By the way, does anyone else have a problem with the spell-checker on this site? e.g., it wouldn't allow me at first to write 'bograt' but changed it to 'bog rat' . . . my typing's bad enough without having to cope with some stupid ghost in the machine.
 

bograt

Active member
Thanks for that implied confidence in my demented memory Fulk! (y),

Heres another one;
One of them, either Clog or Petzl, had a grooved cam, as opposed to the dimpled one that came later, totally useless when they were "cacked up" on a muddy nylon hawserlay climbing rope. I admit I needed assistance to get up a deep mine shaft on the Great Orme because the bloody things just would not grip!!
I hasten to add that it was not a callout, my team had it sorted and the hauling team consisted of 4 admirable ladies and two males, Special Thanks to Liz Taylor for that one! :) :) :) (y)
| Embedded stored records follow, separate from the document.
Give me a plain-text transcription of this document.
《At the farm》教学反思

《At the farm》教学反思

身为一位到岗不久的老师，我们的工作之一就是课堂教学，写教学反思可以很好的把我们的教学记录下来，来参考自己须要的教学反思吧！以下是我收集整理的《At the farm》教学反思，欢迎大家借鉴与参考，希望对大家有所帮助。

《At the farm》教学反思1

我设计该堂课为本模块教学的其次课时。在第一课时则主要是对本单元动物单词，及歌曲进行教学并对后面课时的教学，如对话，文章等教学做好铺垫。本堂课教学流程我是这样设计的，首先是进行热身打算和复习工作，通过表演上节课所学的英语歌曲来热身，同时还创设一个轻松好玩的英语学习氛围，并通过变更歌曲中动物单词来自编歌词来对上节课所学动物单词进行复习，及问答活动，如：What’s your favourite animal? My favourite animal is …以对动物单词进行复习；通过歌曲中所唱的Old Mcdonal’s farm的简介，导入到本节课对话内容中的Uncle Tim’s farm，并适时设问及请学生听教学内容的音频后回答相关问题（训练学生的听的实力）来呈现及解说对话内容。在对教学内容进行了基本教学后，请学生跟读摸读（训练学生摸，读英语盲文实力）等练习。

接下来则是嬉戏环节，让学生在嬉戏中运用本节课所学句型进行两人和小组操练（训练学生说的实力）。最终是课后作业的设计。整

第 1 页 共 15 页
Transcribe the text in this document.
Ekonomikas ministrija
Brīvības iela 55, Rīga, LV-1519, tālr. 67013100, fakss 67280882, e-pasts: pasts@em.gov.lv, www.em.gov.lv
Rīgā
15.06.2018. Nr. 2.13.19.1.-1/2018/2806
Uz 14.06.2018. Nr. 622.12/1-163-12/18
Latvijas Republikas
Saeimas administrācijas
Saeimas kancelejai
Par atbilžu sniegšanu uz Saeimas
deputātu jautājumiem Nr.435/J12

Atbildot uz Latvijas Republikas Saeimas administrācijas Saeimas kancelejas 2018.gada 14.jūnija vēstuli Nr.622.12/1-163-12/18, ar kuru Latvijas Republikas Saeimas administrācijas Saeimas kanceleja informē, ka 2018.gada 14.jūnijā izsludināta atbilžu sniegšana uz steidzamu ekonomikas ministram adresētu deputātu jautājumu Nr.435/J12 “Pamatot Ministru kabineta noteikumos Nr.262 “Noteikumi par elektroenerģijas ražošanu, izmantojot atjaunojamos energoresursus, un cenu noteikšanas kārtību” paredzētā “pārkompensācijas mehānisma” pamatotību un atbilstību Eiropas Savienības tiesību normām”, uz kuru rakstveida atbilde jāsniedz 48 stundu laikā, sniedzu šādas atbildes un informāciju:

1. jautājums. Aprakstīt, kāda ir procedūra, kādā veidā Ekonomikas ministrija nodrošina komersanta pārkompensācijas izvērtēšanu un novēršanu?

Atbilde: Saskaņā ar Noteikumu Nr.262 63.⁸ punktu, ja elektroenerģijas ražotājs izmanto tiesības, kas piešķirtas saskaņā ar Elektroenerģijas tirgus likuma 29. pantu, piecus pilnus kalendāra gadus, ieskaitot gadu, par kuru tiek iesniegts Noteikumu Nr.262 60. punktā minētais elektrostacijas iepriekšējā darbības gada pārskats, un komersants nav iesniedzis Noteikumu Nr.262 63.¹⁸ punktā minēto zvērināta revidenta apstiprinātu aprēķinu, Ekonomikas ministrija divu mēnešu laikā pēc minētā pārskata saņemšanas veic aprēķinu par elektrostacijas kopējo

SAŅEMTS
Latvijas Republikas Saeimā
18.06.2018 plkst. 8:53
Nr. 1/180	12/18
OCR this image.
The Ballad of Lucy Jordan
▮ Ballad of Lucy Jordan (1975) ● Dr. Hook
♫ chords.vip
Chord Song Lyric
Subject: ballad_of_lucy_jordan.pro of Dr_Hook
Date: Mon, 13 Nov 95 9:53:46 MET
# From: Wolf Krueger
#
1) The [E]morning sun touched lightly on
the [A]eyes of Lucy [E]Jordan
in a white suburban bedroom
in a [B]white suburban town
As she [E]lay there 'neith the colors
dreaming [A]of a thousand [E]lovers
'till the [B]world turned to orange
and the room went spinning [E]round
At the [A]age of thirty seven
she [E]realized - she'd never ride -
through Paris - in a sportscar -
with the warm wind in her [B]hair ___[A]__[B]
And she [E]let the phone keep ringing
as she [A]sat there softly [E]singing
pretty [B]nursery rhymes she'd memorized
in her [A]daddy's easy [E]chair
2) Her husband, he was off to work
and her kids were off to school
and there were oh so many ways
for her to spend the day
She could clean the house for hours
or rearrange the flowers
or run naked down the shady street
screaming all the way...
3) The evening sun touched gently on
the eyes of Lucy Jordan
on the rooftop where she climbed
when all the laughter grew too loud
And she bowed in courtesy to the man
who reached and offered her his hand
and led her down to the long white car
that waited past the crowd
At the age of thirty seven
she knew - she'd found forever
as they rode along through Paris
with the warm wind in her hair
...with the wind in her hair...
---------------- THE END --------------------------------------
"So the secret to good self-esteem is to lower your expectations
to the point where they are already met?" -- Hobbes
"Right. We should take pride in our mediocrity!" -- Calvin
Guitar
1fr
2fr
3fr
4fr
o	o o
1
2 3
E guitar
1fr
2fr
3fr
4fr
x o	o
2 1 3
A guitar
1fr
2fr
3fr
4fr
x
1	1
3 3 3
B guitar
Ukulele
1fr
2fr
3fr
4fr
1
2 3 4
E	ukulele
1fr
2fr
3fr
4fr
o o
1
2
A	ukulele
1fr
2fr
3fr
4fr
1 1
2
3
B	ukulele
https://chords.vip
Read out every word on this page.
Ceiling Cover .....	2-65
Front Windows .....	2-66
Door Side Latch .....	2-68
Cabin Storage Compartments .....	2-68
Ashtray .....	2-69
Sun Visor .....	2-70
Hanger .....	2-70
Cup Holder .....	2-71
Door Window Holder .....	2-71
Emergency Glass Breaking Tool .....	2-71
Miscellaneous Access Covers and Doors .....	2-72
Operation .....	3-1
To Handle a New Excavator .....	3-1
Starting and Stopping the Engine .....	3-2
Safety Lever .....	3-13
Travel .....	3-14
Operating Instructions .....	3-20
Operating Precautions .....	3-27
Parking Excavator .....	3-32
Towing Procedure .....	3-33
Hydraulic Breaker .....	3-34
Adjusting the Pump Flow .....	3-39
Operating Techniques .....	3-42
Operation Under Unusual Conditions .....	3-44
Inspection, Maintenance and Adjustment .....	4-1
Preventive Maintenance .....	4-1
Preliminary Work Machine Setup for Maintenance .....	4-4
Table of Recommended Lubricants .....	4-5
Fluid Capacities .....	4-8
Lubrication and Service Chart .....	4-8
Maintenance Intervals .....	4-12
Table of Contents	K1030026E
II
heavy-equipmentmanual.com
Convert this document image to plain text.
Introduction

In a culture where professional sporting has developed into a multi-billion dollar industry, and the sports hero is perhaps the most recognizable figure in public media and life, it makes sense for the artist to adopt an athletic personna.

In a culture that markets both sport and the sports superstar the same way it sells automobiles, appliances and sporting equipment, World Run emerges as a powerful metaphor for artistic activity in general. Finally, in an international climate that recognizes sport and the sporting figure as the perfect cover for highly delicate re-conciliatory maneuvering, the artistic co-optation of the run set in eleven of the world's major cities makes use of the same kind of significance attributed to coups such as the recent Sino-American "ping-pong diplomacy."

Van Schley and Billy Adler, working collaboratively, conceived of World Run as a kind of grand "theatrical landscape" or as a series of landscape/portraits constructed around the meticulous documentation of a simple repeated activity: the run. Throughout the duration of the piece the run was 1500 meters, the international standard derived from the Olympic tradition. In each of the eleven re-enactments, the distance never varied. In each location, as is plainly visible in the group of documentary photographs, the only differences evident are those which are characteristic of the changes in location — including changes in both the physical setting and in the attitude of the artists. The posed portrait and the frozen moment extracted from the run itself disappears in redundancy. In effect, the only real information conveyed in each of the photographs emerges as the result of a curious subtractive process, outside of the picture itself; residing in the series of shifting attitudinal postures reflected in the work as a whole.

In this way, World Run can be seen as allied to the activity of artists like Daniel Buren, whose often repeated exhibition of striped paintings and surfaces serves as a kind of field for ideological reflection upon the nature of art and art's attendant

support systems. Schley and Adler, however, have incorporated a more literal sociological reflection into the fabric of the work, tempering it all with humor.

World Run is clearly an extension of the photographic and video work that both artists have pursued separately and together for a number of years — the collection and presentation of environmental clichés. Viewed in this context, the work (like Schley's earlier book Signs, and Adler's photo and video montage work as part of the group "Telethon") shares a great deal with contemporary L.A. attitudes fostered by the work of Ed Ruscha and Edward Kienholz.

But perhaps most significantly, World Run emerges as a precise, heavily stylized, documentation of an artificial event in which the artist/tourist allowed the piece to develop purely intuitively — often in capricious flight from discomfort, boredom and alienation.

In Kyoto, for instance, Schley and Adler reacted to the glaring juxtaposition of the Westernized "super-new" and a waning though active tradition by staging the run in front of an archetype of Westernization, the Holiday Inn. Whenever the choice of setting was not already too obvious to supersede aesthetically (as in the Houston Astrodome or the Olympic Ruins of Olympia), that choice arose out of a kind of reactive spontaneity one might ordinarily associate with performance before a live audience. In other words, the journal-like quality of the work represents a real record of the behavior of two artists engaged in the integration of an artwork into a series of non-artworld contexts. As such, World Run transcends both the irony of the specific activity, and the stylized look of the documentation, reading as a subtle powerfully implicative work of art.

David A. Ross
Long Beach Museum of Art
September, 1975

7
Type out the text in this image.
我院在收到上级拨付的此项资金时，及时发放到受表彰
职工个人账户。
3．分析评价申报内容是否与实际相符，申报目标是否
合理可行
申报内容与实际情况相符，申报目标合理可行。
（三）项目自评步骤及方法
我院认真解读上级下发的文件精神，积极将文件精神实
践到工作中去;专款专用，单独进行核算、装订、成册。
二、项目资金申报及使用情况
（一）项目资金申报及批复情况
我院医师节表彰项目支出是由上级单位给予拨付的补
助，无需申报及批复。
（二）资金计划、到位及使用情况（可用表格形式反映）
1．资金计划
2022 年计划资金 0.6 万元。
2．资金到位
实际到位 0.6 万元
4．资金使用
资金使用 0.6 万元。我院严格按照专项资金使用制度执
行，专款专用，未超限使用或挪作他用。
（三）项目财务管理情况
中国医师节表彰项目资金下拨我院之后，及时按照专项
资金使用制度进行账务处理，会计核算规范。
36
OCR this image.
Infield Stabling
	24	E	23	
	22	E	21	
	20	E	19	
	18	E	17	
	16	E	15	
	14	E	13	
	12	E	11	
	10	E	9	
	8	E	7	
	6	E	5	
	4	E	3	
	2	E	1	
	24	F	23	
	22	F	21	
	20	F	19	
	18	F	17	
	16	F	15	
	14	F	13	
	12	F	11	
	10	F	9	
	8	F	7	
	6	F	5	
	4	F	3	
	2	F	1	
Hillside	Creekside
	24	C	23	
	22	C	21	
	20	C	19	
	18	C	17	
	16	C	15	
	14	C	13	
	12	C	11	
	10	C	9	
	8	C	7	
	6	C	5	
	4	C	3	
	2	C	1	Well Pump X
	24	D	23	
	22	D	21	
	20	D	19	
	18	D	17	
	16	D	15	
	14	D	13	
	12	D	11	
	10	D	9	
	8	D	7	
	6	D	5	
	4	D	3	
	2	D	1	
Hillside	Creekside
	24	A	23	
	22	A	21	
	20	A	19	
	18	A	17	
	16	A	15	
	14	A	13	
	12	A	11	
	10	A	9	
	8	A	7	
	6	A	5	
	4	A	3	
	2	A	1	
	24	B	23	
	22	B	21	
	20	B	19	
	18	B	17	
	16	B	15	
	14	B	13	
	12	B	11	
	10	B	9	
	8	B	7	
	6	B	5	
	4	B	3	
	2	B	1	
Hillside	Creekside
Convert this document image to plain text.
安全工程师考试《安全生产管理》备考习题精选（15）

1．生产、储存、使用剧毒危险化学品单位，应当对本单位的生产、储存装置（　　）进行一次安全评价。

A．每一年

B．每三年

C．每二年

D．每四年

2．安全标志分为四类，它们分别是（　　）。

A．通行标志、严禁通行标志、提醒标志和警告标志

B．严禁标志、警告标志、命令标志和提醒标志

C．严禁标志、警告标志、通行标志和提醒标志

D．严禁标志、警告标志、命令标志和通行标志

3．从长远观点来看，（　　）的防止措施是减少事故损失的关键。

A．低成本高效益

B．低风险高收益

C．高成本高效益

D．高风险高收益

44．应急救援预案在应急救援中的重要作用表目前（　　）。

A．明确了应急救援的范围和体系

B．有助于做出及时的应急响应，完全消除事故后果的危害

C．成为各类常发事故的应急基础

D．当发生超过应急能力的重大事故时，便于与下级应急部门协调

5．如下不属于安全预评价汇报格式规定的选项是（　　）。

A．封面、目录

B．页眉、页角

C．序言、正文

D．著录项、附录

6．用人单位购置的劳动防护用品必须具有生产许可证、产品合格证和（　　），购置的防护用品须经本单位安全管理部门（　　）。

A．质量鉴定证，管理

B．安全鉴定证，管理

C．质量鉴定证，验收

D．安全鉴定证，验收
Forgot to mention, whilst this was going on, someone decided to test how deep the shaft was by the traditional method, even small pebbles make a disconcerting sound as they pass by your ears after about 300ft! :mad:

P.S. We entered the shaft partway down through the climbing shaft entrance, I was the mug sent down the bottom half of the engine shaft looking for the sough.
 

paul

Moderator
Les W said:
Didn't they also randomly break in half for no good reason...  :-\

I never heard fo the happening with Cloggers. Jumars certainly were prone to fracturing and were often backed-up with some nylon tape wrapped around the frame.